# Live rock in lower mainland



## Paigee (May 27, 2011)

Which shop would be best to get live rock with lots of fun hitch bikers on it? And hopefully no aptasia either... I live in delta but would go a fair way to get good rock. I'm starting my 10g nano very soon and want to get the cycle started


----------



## effox (Apr 21, 2010)

I got mine at JL Aquatics. It had feather dusters and what not, no aiptasia..


----------



## effox (Apr 21, 2010)

I believe IPU still has a good selection as well.


----------



## fkshiu (Apr 22, 2010)

Ocean Aquatics is closest to you in Delta.


----------



## Chewie (Jul 21, 2010)

There is lots of live rock for sale here in marine classified section. Get it cheaper than store and probably way more critters and such in it. (depending on if its a tank shut down...)


----------



## scherzo (Apr 24, 2010)

There are really only a few stores that carry salt in town. 

Since you're in Delta you could start from your place and head towards Burnaby and hit a few stores. 

Roger's aquatics on Scott road near Nordel, 

Then go down River Road and hit Ocean Aquatics,

then over the Alex Fraser to King Ed's on Kingsway,

then towards SFU to see J&L and finally,

Across Lougheed towards North Road to Island Pets. 

My choices of stores would be Ocean Aquatics and J&L (site sponsor) for live rock. IPU and Rogers next who are also site sponsors. 

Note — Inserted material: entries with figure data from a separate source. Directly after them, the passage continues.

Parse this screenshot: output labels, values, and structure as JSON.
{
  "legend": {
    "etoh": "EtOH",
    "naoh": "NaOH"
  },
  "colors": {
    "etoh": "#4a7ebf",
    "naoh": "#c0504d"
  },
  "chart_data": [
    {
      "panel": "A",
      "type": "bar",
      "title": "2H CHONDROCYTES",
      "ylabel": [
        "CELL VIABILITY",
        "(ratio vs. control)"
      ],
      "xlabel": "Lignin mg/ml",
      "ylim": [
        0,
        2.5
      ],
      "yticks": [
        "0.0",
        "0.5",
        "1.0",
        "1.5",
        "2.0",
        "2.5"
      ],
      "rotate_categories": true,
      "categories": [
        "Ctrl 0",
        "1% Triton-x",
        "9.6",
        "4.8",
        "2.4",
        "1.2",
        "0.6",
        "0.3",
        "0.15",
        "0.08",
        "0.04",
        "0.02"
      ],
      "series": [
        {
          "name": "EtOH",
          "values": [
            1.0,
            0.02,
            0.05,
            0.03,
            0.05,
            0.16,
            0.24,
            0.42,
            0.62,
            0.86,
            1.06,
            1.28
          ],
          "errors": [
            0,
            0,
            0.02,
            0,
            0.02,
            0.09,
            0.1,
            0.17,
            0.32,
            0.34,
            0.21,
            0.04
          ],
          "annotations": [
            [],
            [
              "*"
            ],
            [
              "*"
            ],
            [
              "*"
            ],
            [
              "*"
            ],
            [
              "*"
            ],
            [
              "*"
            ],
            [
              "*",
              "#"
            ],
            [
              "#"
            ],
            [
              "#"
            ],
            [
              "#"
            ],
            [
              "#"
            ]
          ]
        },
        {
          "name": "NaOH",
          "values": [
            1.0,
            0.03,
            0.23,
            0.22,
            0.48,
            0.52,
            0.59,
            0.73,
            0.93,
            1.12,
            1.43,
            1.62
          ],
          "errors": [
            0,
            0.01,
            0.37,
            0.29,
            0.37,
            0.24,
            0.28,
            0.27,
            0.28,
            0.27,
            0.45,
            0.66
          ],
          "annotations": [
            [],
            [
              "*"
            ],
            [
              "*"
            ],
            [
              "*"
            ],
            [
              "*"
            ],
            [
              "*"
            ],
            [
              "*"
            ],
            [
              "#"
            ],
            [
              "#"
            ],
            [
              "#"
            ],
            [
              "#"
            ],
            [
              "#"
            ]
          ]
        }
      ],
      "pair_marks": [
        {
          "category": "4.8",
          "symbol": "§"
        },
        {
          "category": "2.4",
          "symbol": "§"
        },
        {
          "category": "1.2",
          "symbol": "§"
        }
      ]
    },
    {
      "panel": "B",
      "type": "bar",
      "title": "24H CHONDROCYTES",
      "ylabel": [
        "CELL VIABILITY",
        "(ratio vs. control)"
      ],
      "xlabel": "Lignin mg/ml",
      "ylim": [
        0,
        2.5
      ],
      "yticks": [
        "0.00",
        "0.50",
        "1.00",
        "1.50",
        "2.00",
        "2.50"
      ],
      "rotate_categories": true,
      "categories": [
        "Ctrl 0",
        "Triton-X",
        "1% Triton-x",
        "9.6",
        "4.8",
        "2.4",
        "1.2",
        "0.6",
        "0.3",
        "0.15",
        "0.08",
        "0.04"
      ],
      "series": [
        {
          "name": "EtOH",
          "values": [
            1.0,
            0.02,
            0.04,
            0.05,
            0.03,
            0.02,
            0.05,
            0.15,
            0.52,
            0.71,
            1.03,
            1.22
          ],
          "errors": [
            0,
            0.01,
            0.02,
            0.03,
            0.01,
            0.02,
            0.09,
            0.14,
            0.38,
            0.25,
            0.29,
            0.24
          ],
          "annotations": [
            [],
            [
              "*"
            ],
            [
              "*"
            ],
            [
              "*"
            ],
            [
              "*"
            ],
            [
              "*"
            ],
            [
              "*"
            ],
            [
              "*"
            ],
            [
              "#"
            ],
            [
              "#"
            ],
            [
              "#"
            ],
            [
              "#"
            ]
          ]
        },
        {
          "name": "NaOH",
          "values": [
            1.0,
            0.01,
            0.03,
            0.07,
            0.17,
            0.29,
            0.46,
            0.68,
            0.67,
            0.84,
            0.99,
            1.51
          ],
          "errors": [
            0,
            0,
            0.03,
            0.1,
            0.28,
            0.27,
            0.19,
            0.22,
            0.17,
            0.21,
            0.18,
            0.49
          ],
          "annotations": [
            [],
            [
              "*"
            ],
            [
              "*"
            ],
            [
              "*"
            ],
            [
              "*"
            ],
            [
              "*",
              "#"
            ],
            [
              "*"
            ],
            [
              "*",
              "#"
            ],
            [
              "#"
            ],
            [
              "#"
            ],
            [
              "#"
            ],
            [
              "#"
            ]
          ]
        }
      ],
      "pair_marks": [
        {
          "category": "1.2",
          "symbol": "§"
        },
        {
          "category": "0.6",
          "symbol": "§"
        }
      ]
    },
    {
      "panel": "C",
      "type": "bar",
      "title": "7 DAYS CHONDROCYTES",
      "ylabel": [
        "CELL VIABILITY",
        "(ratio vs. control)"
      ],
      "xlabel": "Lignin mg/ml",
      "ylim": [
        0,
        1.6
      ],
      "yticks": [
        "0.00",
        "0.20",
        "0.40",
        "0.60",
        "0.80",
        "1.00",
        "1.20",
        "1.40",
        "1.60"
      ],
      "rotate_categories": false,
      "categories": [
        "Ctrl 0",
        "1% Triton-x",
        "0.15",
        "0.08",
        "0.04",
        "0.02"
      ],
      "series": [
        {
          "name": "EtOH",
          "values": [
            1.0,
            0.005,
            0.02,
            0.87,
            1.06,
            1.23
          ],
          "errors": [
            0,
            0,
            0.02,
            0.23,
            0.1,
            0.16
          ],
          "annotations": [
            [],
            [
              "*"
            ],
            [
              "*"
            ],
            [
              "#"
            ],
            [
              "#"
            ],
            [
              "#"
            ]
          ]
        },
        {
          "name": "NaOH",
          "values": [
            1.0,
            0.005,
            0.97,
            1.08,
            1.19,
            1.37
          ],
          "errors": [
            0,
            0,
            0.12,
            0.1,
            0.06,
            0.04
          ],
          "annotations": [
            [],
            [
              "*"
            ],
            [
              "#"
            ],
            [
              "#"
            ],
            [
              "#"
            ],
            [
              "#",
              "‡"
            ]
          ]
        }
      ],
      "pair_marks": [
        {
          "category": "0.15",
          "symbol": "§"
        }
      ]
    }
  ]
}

Like others have said... It is cheaper to get LR from members but you can't guarantee them being pest free ( or even from the LFS ... )


----------



## Rastapus (Apr 21, 2010)

We have Vanuatu Deep Water Live rock expected on Monday, FYI. Although I agree there are deals to be had with "used" rock, it really depends the conditions as to why the rock is being sold. Often if an aquarium hobbyist has failed for one reason or another, the rock may not be too exciting. Live Rock is the most important component of a reef aquarium, take your time to choose the right sizes and shapes, you should only do it once so put your effort into the selection.


----------



## spit.fire (Jan 3, 2011)

my house

ive got a few to many hundred pounds


----------